Two Indian state-owned oil companies have asked to extend by two months their deadline to start drilling for gas in the shallow off-shore block of the Bay of Bengal allocated to them.
ONGC Videsh Limited and Oil India Limited were scheduled to start drilling from January 2018, according to a four-year-old deal signed between Bangladesh and India. However, the Indian companies applied to move the deadline back by two months to March 2018.
The companies won the production sharing contract, signed with Bangladesh government and Petrobangla on February 17, 2014 to explore hydrocarbon reserves of Block-SS 04 and Block-SS 09, in the offshore bidding in 2012.
However, the deadline extension application is only for Block-SS 04 and uncertainty is looming over the other block as the Indian companies are yet to inform the government of a possible start date.
A director of Petrobangla, who wishes not to be named, told the Dhaka Tribune: “The Indian companies have already completed 2D seismic survey on both the shallow sea blocks and are planning to drill Block-SS 04 near Moheshkhali Island in Cox’s Bazar.”
“They have already selected a drilling contractor – a joint venture of China based Sinopec and US based Halliburton – to drill well Kanchan 1 in block SS 04,” he said.
According to the Petrobangla director, the Indian companies have already made a road near the plant and have undertaken other measures to start drilling. They may take extra time because their partners are working at a slow pace, he added.
Meanwhile, Australia-based Santos and Singapore-based Kris Energy Limited signed a similar deal with Bangladesh government and Petrobangla on March 12, 2014 to explore offshore shallow Block-SS 11 for oil and gas.
However, they have failed to even complete their 3D seismic survey in the last four years and have not informed Petrobangla yet of a date to start drilling.
The contract model allows the foreign companies eight years to explore their allocated blocks. Five of those years are for initial exploration and the remaining three are for subsequent exploration.
From 1971, 19 wells have been drilled offshore among which gas was found in two fields – Sangu and Kutubdia. However, the operations in both the fields were shut down.

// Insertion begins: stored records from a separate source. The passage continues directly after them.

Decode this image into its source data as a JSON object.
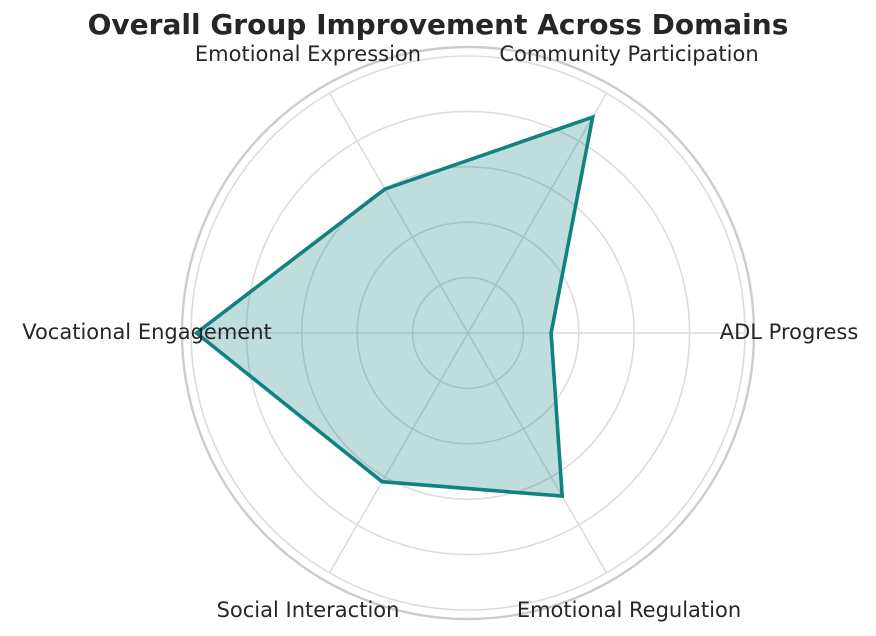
{
  "chart_data": {
    "type": "radar",
    "title": "Overall Group Improvement Across Domains",
    "categories": [
      "ADL Progress",
      "Community Participation",
      "Emotional Expression",
      "Vocational Engagement",
      "Social Interaction",
      "Emotional Regulation"
    ],
    "series": [
      {
        "values": [
          1.5,
          4.5,
          3.0,
          4.9,
          3.1,
          3.4
        ]
      }
    ],
    "rlim": [
      0,
      5
    ],
    "grid": true,
    "line_color": "#128281",
    "fill_color": "#128281"
  }
}
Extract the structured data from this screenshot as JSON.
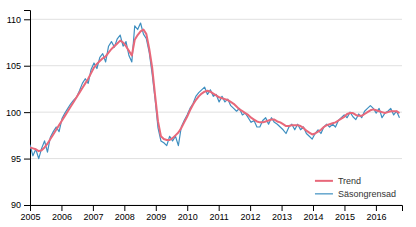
{
  "chart_data": {
    "type": "line",
    "x": [
      2005,
      2005.0925,
      2005.185,
      2005.2776,
      2005.3701,
      2005.4626,
      2005.5551,
      2005.6476,
      2005.7402,
      2005.8327,
      2005.9252,
      2006.0177,
      2006.1102,
      2006.2028,
      2006.2953,
      2006.3878,
      2006.4803,
      2006.5728,
      2006.6654,
      2006.7579,
      2006.8504,
      2006.9429,
      2007.0354,
      2007.128,
      2007.2205,
      2007.313,
      2007.4055,
      2007.498,
      2007.5906,
      2007.6831,
      2007.7756,
      2007.8681,
      2007.9606,
      2008.0531,
      2008.1457,
      2008.2382,
      2008.3307,
      2008.4232,
      2008.5157,
      2008.6083,
      2008.7008,
      2008.7933,
      2008.8858,
      2008.9783,
      2009.0709,
      2009.1634,
      2009.2559,
      2009.3484,
      2009.4409,
      2009.5335,
      2009.626,
      2009.7185,
      2009.811,
      2009.9035,
      2009.9961,
      2010.0886,
      2010.1811,
      2010.2736,
      2010.3661,
      2010.4587,
      2010.5512,
      2010.6437,
      2010.7362,
      2010.8287,
      2010.9213,
      2011.0138,
      2011.1063,
      2011.1988,
      2011.2913,
      2011.3839,
      2011.4764,
      2011.5689,
      2011.6614,
      2011.7539,
      2011.8465,
      2011.939,
      2012.0315,
      2012.124,
      2012.2165,
      2012.3091,
      2012.4016,
      2012.4941,
      2012.5866,
      2012.6791,
      2012.7717,
      2012.8642,
      2012.9567,
      2013.0492,
      2013.1417,
      2013.2343,
      2013.3268,
      2013.4193,
      2013.5118,
      2013.6043,
      2013.6969,
      2013.7894,
      2013.8819,
      2013.9744,
      2014.0669,
      2014.1594,
      2014.252,
      2014.3445,
      2014.437,
      2014.5295,
      2014.622,
      2014.7146,
      2014.8071,
      2014.8996,
      2014.9921,
      2015.0846,
      2015.1772,
      2015.2697,
      2015.3622,
      2015.4547,
      2015.5472,
      2015.6398,
      2015.7323,
      2015.8248,
      2015.9173,
      2016.0098,
      2016.1024,
      2016.1949,
      2016.2874,
      2016.3799,
      2016.4724,
      2016.565,
      2016.6575,
      2016.75
    ],
    "series": [
      {
        "name": "Trend",
        "color": "#e8687a",
        "values": [
          96.2,
          96.1,
          96.0,
          95.8,
          95.9,
          96.2,
          96.6,
          97.1,
          97.6,
          98.1,
          98.6,
          99.1,
          99.6,
          100.1,
          100.6,
          101.1,
          101.6,
          102.1,
          102.6,
          103.1,
          103.6,
          104.2,
          104.8,
          105.2,
          105.5,
          105.8,
          106.0,
          106.4,
          106.8,
          107.1,
          107.4,
          107.7,
          107.5,
          107.1,
          106.6,
          106.1,
          107.8,
          108.3,
          108.7,
          108.9,
          108.4,
          106.8,
          104.8,
          101.8,
          99.0,
          97.4,
          97.1,
          97.0,
          97.0,
          97.2,
          97.5,
          97.8,
          98.3,
          98.9,
          99.5,
          100.2,
          100.8,
          101.3,
          101.7,
          102.0,
          102.2,
          102.3,
          102.2,
          102.0,
          101.8,
          101.6,
          101.5,
          101.4,
          101.3,
          101.1,
          100.9,
          100.6,
          100.3,
          100.1,
          99.9,
          99.7,
          99.4,
          99.2,
          99.0,
          98.9,
          98.9,
          99.0,
          99.1,
          99.2,
          99.2,
          99.0,
          98.9,
          98.7,
          98.5,
          98.5,
          98.6,
          98.6,
          98.6,
          98.5,
          98.3,
          98.0,
          97.8,
          97.6,
          97.7,
          97.9,
          98.1,
          98.4,
          98.6,
          98.7,
          98.8,
          98.9,
          99.1,
          99.3,
          99.5,
          99.8,
          99.9,
          99.9,
          99.7,
          99.6,
          99.6,
          99.8,
          100.0,
          100.2,
          100.3,
          100.2,
          100.1,
          100.0,
          99.9,
          100.0,
          100.1,
          100.1,
          100.1,
          99.9
        ]
      },
      {
        "name": "Säsongrensad",
        "color": "#3e8fc0",
        "values": [
          96.5,
          95.3,
          96.0,
          95.0,
          96.1,
          96.9,
          95.7,
          97.3,
          97.9,
          98.4,
          97.9,
          99.3,
          99.9,
          100.4,
          100.9,
          101.3,
          101.6,
          102.3,
          103.1,
          103.6,
          103.1,
          104.6,
          105.3,
          104.7,
          105.9,
          106.3,
          105.4,
          107.1,
          107.6,
          107.0,
          107.9,
          108.3,
          107.1,
          107.6,
          106.1,
          105.4,
          109.3,
          108.9,
          109.6,
          108.4,
          107.9,
          106.4,
          104.1,
          101.4,
          98.3,
          96.9,
          96.7,
          96.4,
          97.4,
          96.9,
          97.4,
          96.4,
          98.4,
          99.1,
          99.7,
          100.4,
          100.9,
          101.7,
          102.1,
          102.4,
          102.7,
          101.9,
          102.4,
          101.7,
          101.9,
          101.1,
          101.7,
          101.1,
          101.4,
          100.7,
          100.4,
          100.1,
          100.4,
          99.7,
          99.9,
          99.4,
          98.9,
          99.1,
          98.4,
          98.4,
          99.1,
          99.4,
          98.7,
          99.4,
          98.9,
          98.7,
          98.4,
          98.1,
          97.7,
          98.4,
          98.7,
          98.1,
          98.7,
          98.1,
          98.4,
          97.7,
          97.4,
          97.1,
          97.7,
          98.1,
          97.7,
          98.4,
          98.7,
          98.4,
          98.7,
          98.4,
          99.1,
          99.4,
          99.7,
          99.4,
          100.0,
          99.5,
          99.2,
          99.8,
          99.4,
          100.1,
          100.4,
          100.7,
          100.4,
          99.9,
          100.4,
          99.4,
          99.9,
          100.1,
          100.4,
          99.7,
          100.1,
          99.4
        ]
      }
    ],
    "xlim": [
      2005.0,
      2016.83
    ],
    "xticks": [
      2005,
      2006,
      2007,
      2008,
      2009,
      2010,
      2011,
      2012,
      2013,
      2014,
      2015,
      2016
    ],
    "ylim": [
      90,
      111
    ],
    "yticks": [
      90,
      95,
      100,
      105,
      110
    ],
    "grid": "y",
    "legend": "lower right"
  }
}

ONGC Videsh Limited and Oil India offered to invest $58.4m to conduct 2D-seismic survey of 2,700-kilometre line and 3D-seismic survey of a 200sq-km area along with drilling the two wells in Block-SS 04.
In Block-SS 09, they promised $86.4m investment to conduct 2D survey of 2,850 line-km, 3D survey of a 300sq-km area and drill three wells.
The Bangladesh government will take 60-85% profit for gas and 70-90% profit for oil according per deal. The Indian companies would be obligated to employ Bangladeshi workers for at least half of their workforce during exploration phase and hike it to 90% by the 10th production year.
The cost recovery will be maximum 55% per year of available petroleum. No cost recovery of expense and provision of compensation would be available if there is negligence from the contractor. They would also not be able to claim compensation if any of the operations is suspended because of dispute, according to the deal.
If the company goes into commercial operation then Bapex will bear 10% of the total investment cost on behalf of Bangladesh government.
On the other hand, Santos and Kris Energy offered to invest $32 million to conduct 2D seismic survey of 887-kilometre line, 3D seismic survey of 300sq-km and drill a well in Block-SS 11. The profit share ratio of the government would be 55% to 80% for both gas and oil.